種別 論文
主題 型わく振動機を用いた軽量コンクリートの締固め施工と品質
副題
筆頭著者 川崎三十四(東海興業技術研究所)
連名者1 斉藤晋(東海興業技術研究所)
連名者2 田代郁夫(東海興業技術研究所)
連名者3 夏井千明(東海興業技術研究所)
連名者4  
連名者5  
キーワード
9
1
先頭ページ 281
末尾ページ 286
年度 1987
要旨 1.まえがき
近年、軽量高周波型わく振動機が開発され労務削減、豆板等の発生防止、密実化向上を目的として使用されつつある。しかし型わく振動機による締固め施工コンクリートの品質研究は未だ少く、特に軽量コンクリートを対象とした研究はほとんど見られない。

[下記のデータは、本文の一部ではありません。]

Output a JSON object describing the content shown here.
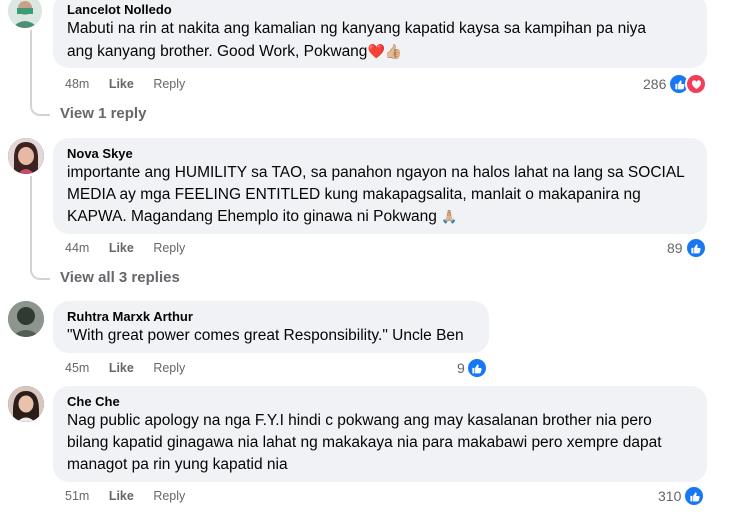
{
  "comments": [
    {
      "author": "Lancelot Nolledo",
      "text_lines": [
        "Mabuti na rin at nakita ang kamalian ng kanyang kapatid kaysa sa kampihan pa niya",
        "ang kanyang brother. Good Work, Pokwang"
      ],
      "emojis": [
        "❤️",
        "👍🏼"
      ],
      "time": "48m",
      "like_label": "Like",
      "reply_label": "Reply",
      "reaction_count": "286",
      "reactions": [
        "like-icon",
        "heart-icon"
      ],
      "view_replies": "View 1 reply"
    },
    {
      "author": "Nova Skye",
      "text_lines": [
        "importante ang HUMILITY sa TAO, sa panahon ngayon na halos lahat na lang sa SOCIAL",
        "MEDIA ay mga FEELING ENTITLED kung makapagsalita, manlait o makapanira ng",
        "KAPWA. Magandang Ehemplo ito ginawa ni Pokwang"
      ],
      "emojis": [
        "🙏🏼"
      ],
      "time": "44m",
      "like_label": "Like",
      "reply_label": "Reply",
      "reaction_count": "89",
      "reactions": [
        "like-icon"
      ],
      "view_replies": "View all 3 replies"
    },
    {
      "author": "Ruhtra Marxk Arthur",
      "text_lines": [
        "\"With great power comes great Responsibility.\" Uncle Ben"
      ],
      "time": "45m",
      "like_label": "Like",
      "reply_label": "Reply",
      "reaction_count": "9",
      "reactions": [
        "like-icon"
      ]
    },
    {
      "author": "Che Che",
      "text_lines": [
        "Nag public apology na nga F.Y.I hindi c pokwang ang may kasalanan brother nia pero",
        "bilang kapatid ginagawa nia lahat ng makakaya nia para makabawi pero xempre dapat",
        "managot pa rin yung kapatid nia"
      ],
      "time": "51m",
      "like_label": "Like",
      "reply_label": "Reply",
      "reaction_count": "310",
      "reactions": [
        "like-icon"
      ]
    }
  ],
  "colors": {
    "like_blue": "#1877f2",
    "heart_red": "#f33e58",
    "bubble": "#f0f2f5",
    "meta": "#65676b"
  }
}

本研究は軽量コンクリート構造物への型わく振動機使用法確立とコンクリート品質の解明を目的として行ったもので、振動加速度数と振幅、側圧、壁体の細粗骨材分布、空気量、透気性、圧縮強度、静弾性係数等の実態を明らかにし、今後の使用注意点と課題を提示した。また、一部に繊維布と先付タイル貼り型わくを用いコンクリート品質を検討した。

6.結論
本実験の結果を整理すれば下記のようである。(1)型わく振動機の周波数180、200、240Hzごとの振動加速度数の傾向は特定できず再検討を要する。(2)型わく振動機を縦単管に取付けた場合振動加速度数は振動機附近が3.5〜4G、真上1mが1.5〜2G、水平方向1mが0.6〜1G程度となる。従って振動加速度数の値(真上方向≒2×水平方向)から0.6〜1Gの加速度数を確保するには真上と真下方向が同等と推測すると振動機の設置問隔を水平2m、垂直。4mに施工計画を考える事が出来る。(3)型わく振動機の両振幅は加速度数2Gで約0.1mmである。これは予測値ともほぼ一致する。(4)加振時間の長いコンクリートの側圧はD試験体が最大3.6t/m2、J試験体が最大3.3t/m2となったがJASS5.1 1.6の予測式による値よりも小さい。(5)壁体内の細粗骨材分布は軽量1種コンクリートが壁体上段附近で比重の大きいセメント、普通細骨材が沈降し粗骨材が増加する傾向を示した。軽量2種は高さ方向の増減が少い。全搬的に調合表比の細粗骨材量は±20%程度以内であり、粗粒率も正常である。分析の困難さ、生コン内でのばらつきを考えると細粗骨材分布の欠陥は少い。(6)同じ加振方法であっても軽量1種と軽量2種コンクリートの壁体面の仕上りが異る。コンクリート調合によって周波数や加振時間などを変える必要性があり今後の課題となろう。(7)繊維布貼り型わくを用いた壁体面には気泡が全く発生しなかった。しかし約6ケ月後に亀甲状の微細ひび割れが発生し採用に当り注意を必要とする。(8)加振によって壁体内の空気は上部及び水平方向に移動し型わくなどの遮へい物がないと外部に放出する傾向がある。遮へい物がある場合は上部及び側面の表層部に空気が集まる。(9)繊維布貼り型わくを用いると壁体表層部の空気量が中心部より少くなり密実となる。これは簡易透気速度試験結果でも証明され、水と共に空気が流失している事を示している。(10)軽量1種コンクリートの締固めを棒形振動機で行ったものに比べ型わく振動機で行った方が簡易透気速度が小さく密実性が高い。特に、中性化を考えると型わく振動機の効力が発揮できると推察される。(11)圧縮強度は型わく振動機の加振時間を本実験のように、コンクリート打込み中2分、打込み後1分以内位であれば品質低下しない。これ以上の加振は骨材が軽量であるほど悪影響が出やすいようである。(12)静弾性係数は軽量1種コンクリートが堆定値よりも約10%低い値となったが、調合上のミスによるのか原因不明である。今後も検討を要するが全体的には加振による悪影響はないようである。ポアソン数は試験数も少ないが、欠陥は見られなかった。(13)先付タイル工法に型わく振動機を用いても接着上の欠陥は生じない結果が得られた。